Obviously, you could anchor that duo with a broad-based product like SPDRs (SPY), which track the S&P 500. But a more intriguing choice is the Rydex S&P Equal Weight ETF (RSP). This fund weights its portfolio in equal amounts vs. rewarding larger positions to companies with the biggest market capitalizations. This difference means smaller members of the S&P 500 can influence returns just as much as its largest constituents like General Electric (GE), Microsoft (MSFT) or Bank of America (BAC). And that adds up: This ETF has returned 12.5% over the last three years, two-and-a-half percentage points better than the S&P 500 and the T. Rowe Price Growth fund. (Linehan beat that mark by three quarters of a point.) "I think it's a winner," says Rob Lutts, chief investment officer of Cabot Money Management.

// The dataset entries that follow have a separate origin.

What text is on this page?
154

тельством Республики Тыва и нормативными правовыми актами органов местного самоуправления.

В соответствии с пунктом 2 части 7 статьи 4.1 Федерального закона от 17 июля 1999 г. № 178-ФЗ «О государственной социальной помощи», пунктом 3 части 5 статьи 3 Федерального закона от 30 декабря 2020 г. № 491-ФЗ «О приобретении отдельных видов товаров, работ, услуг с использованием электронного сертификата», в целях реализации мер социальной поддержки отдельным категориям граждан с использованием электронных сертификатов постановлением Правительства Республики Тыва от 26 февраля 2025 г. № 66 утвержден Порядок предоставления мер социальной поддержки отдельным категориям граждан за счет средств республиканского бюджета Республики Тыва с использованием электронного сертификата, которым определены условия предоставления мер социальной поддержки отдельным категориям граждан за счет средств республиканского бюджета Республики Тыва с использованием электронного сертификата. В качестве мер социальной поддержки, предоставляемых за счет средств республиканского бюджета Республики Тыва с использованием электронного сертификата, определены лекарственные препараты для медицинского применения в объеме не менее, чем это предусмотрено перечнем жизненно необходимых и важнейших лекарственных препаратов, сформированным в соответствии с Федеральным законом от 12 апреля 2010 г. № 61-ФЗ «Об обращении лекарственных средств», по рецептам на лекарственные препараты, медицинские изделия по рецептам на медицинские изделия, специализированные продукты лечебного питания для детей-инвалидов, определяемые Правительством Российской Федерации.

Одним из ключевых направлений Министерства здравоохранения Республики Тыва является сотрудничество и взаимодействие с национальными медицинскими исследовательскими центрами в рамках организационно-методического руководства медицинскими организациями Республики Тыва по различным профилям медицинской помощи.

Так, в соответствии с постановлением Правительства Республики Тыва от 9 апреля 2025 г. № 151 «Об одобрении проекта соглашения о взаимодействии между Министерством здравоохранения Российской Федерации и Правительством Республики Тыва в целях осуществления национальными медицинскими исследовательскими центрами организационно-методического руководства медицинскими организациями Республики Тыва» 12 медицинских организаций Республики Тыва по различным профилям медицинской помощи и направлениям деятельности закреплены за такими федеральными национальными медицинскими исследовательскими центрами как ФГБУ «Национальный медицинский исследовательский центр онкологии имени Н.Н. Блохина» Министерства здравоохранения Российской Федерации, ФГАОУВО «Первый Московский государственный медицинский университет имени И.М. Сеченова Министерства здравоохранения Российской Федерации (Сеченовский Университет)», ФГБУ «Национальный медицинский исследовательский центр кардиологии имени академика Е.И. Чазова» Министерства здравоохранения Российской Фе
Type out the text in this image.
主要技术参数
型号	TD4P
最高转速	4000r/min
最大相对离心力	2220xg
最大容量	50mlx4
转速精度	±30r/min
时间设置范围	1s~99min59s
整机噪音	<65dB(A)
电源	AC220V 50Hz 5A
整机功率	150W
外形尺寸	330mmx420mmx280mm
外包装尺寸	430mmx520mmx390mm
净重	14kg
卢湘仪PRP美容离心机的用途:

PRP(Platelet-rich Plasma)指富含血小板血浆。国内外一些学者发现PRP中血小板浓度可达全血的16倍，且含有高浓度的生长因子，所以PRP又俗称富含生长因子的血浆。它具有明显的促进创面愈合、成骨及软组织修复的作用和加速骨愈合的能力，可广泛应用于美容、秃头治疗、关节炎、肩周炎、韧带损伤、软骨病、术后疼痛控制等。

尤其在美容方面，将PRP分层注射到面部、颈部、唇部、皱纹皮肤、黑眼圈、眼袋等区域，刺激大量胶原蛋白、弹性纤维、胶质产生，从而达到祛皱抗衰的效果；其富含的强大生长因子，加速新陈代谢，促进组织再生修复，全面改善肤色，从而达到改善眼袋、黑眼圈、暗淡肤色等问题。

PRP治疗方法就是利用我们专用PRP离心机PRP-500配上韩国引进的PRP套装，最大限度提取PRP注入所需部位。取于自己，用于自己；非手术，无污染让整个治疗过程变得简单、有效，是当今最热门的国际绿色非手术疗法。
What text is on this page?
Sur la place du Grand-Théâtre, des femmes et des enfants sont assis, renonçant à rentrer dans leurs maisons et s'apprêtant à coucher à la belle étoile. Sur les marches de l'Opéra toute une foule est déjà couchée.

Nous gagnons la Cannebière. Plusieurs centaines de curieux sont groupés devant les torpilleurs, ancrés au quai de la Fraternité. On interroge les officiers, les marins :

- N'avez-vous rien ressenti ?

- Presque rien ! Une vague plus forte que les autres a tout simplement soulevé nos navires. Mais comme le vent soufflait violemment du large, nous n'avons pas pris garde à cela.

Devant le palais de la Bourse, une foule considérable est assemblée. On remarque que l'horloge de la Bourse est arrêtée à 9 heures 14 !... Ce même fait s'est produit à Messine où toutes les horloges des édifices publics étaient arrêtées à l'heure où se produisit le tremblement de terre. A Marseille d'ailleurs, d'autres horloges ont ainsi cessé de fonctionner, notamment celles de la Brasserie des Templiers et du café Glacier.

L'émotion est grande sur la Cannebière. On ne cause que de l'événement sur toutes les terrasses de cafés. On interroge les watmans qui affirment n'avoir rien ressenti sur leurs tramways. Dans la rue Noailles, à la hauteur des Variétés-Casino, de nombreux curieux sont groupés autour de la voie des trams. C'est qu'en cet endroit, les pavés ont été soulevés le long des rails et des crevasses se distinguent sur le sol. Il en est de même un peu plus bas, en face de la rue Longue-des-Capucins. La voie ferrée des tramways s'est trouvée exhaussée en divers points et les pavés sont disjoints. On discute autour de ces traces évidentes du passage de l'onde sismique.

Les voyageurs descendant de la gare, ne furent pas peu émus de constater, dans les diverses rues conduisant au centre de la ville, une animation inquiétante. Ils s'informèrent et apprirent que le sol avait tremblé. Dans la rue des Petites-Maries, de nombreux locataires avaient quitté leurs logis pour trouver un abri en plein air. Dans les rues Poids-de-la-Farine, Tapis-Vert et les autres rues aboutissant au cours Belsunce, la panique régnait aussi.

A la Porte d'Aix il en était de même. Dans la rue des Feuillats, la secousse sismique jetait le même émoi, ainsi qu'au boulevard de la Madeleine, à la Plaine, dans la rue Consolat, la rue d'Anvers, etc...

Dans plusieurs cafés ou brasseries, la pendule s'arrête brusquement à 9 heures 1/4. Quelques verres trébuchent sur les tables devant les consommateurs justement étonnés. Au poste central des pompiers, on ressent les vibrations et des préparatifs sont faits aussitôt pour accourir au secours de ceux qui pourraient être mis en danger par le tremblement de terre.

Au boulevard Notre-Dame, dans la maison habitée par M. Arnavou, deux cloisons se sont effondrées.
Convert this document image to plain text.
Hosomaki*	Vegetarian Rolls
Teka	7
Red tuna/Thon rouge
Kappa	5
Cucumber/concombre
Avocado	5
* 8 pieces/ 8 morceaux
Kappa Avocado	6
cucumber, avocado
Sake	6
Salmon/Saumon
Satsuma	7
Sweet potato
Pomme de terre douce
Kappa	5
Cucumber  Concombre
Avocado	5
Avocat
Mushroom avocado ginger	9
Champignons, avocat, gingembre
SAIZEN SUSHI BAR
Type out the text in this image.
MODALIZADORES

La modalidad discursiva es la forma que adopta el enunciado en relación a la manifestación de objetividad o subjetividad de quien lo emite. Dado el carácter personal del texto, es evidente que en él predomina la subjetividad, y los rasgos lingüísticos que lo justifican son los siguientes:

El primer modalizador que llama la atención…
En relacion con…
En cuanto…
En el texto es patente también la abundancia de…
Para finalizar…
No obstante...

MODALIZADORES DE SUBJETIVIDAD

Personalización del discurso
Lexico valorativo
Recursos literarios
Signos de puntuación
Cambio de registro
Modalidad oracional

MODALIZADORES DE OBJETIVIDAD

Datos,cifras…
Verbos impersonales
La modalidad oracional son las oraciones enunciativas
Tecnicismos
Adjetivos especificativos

We think growth-stock funds — Smith's included — will have a big 2007 after a few years of the doldrums. If you want exposure to large-cap growth stocks consider the iShares Russell 1000 Growth ETF (IWF). It owns about 680 of the largest growth stocks on the market, including Johnson & Johnson (JNJ), General Electric and Intel (INTC). While you won't get Smith's stock-picking prowess, you will get a fund that has many of the same holdings at a fraction of the cost. The iShares offering charges an expense ratio of 0.20%, vs. 0.72% for T. Rowe Price Growth.
Over the last five years the MidCap SPDRs ETF (MDY) has kept pace with Meridian Growth (MERDX), the magazine's top pick in this category. They both have average annual returns around 10.3% over that time period. But we would opt instead for Vanguard's Midcap ETF (VO). Why? The Vanguard offering uses the Morgan Stanley Capital International 450 index, which gives investors access to a wider swath of companies with larger market capitalizations. The Vanguard ETF also charges 0.13% — one of the lowest fees in this category — compared with 0.25% for the SPDRs. Performance also swayed us. The Vanguard MidCap returned 9% last year, three percentage points better than the Midcap SPDRs. (Although, Meridian beat them both in 2006 with a 14.7% showing.)